投資家の目線

投資家の目線466(「金と香辛料」と移民問題)

 欧州議会の選挙が終わり、移民排斥を主張する政党が議席を増やした。一方、日本では移民導入推進の議論が活発化している。坂中英徳・移民政策研究所長は外国特派員協会で次のように語っている。


(引用開始)
坂中:「私は、正しい外国人の受け入れの仕方である『日本型移民政策』で、移民を入れるべきだと考えています。

日本型というのは要するに、外国人を日本の学校や職業訓練学校、農業高校、工業高校、それから大学に入れて、しっかり、日本語も含めて勉強してもらい、専門知識や専門技術も身につけてもらう。そういう人たちにそれぞれの分野で活躍してもらう。そして、すみやかに安定した生活ができるようになれば、永住を許可し、希望すれば国籍を与えるということです。
(引用終了)

「日本は1000万人の移民を50年かけて受け入れるべきだ」 坂中英徳・移民政策研究所長が訴える"移民開国論" BLOGOS 2014年5月26日


 「日本型移民政策」とは、要するに子供の頃から日本の言葉や生活に慣らしておくことで、日本社会に溶け込める外国人を作ろうというということであろう。しかし、高校生ぐらいになれば母国の慣習にある程度染まっているだろうから、「日本型移民政策」が成功するとは思えない。

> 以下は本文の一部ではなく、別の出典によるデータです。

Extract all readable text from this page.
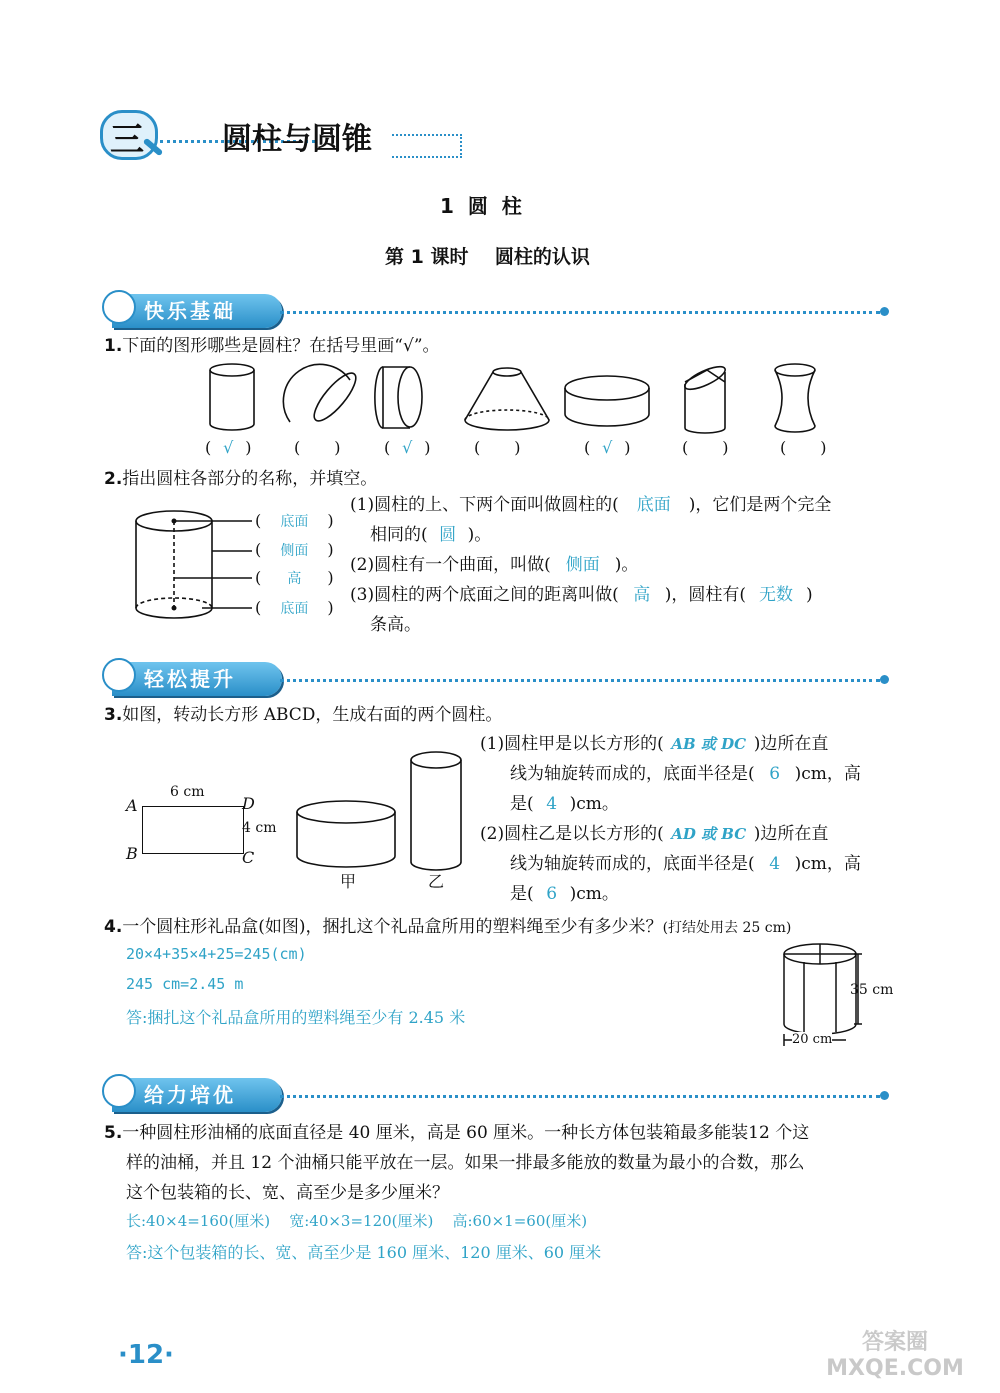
三	圆柱与圆锥
1  圆  柱
第 1 课时    圆柱的认识
快乐基础
1.下面的图形哪些是圆柱？在括号里画“√”。
( √ )	( )	( √ )	( )	( √ )	( )	( )
2.指出圆柱各部分的名称，并填空。
( 底面 )
( 侧面 )
( 高 )
( 底面 )
(1)圆柱的上、下两个面叫做圆柱的( 底面 )，它们是两个完全
相同的( 圆 )。
(2)圆柱有一个曲面，叫做( 侧面 )。
(3)圆柱的两个底面之间的距离叫做( 高 )，圆柱有( 无数 )
条高。
轻松提升
3.如图，转动长方形 ABCD，生成右面的两个圆柱。
A
B	C
D
6 cm
4 cm
甲	乙
(1)圆柱甲是以长方形的( AB 或 DC )边所在直
线为轴旋转而成的，底面半径是( 6 )cm，高
是( 4 )cm。
(2)圆柱乙是以长方形的( AD 或 BC )边所在直
线为轴旋转而成的，底面半径是( 4 )cm，高
是( 6 )cm。
4.一个圆柱形礼品盒(如图)，捆扎这个礼品盒所用的塑料绳至少有多少米？(打结处用去 25 cm)
20×4+35×4+25=245(cm)
245 cm=2.45 m
答:捆扎这个礼品盒所用的塑料绳至少有 2.45 米
35 cm
20 cm
给力培优
5.一种圆柱形油桶的底面直径是 40 厘米，高是 60 厘米。一种长方体包装箱最多能装12 个这
样的油桶，并且 12 个油桶只能平放在一层。如果一排最多能放的数量为最小的合数，那么
这个包装箱的长、宽、高至少是多少厘米？
长:40×4=160(厘米)    宽:40×3=120(厘米)    高:60×1=60(厘米)
答:这个包装箱的长、宽、高至少是 160 厘米、120 厘米、60 厘米
·12·	答案圈 MXQE.COM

 移民は同郷で固まって住む傾向がある。日本でも中華街やコリア・タウン、鶴見のような沖縄タウンと呼ばれるところがあるし、日本からの海外移民もリトルトーキョーを作った。同郷どうしで助け合うことで移民は現地の言葉がわからなくとも生活ができるようにさえなる。「金と香辛料 - 中世における実業家の誕生」(ジャン・ファヴィエ著 内田日出海訳 (株)春秋社)にも、次のように異国の中で外国人が団結していく記述がある。

(引用開始)
外国人たちは、自分たちの共同利益を防衛するために自らを組織する。特権の獲得と維持は統一的行動ならびに競争の規則を前提とする。猜疑心の絶えない、ときには敵対的ともなる環境の下で生き残るためには、個人生活や職業生活のレヴェルと同じほど多様な形の相互扶助が必要とされる。
(引用終了)


 移民先進国のアメリカ合衆国でも英語ができないヒスパニック層が増えている。移民を増やそうとするなら、むしろ日本語ができない人でも受け入れるような寛容さが必要ではないかと思う。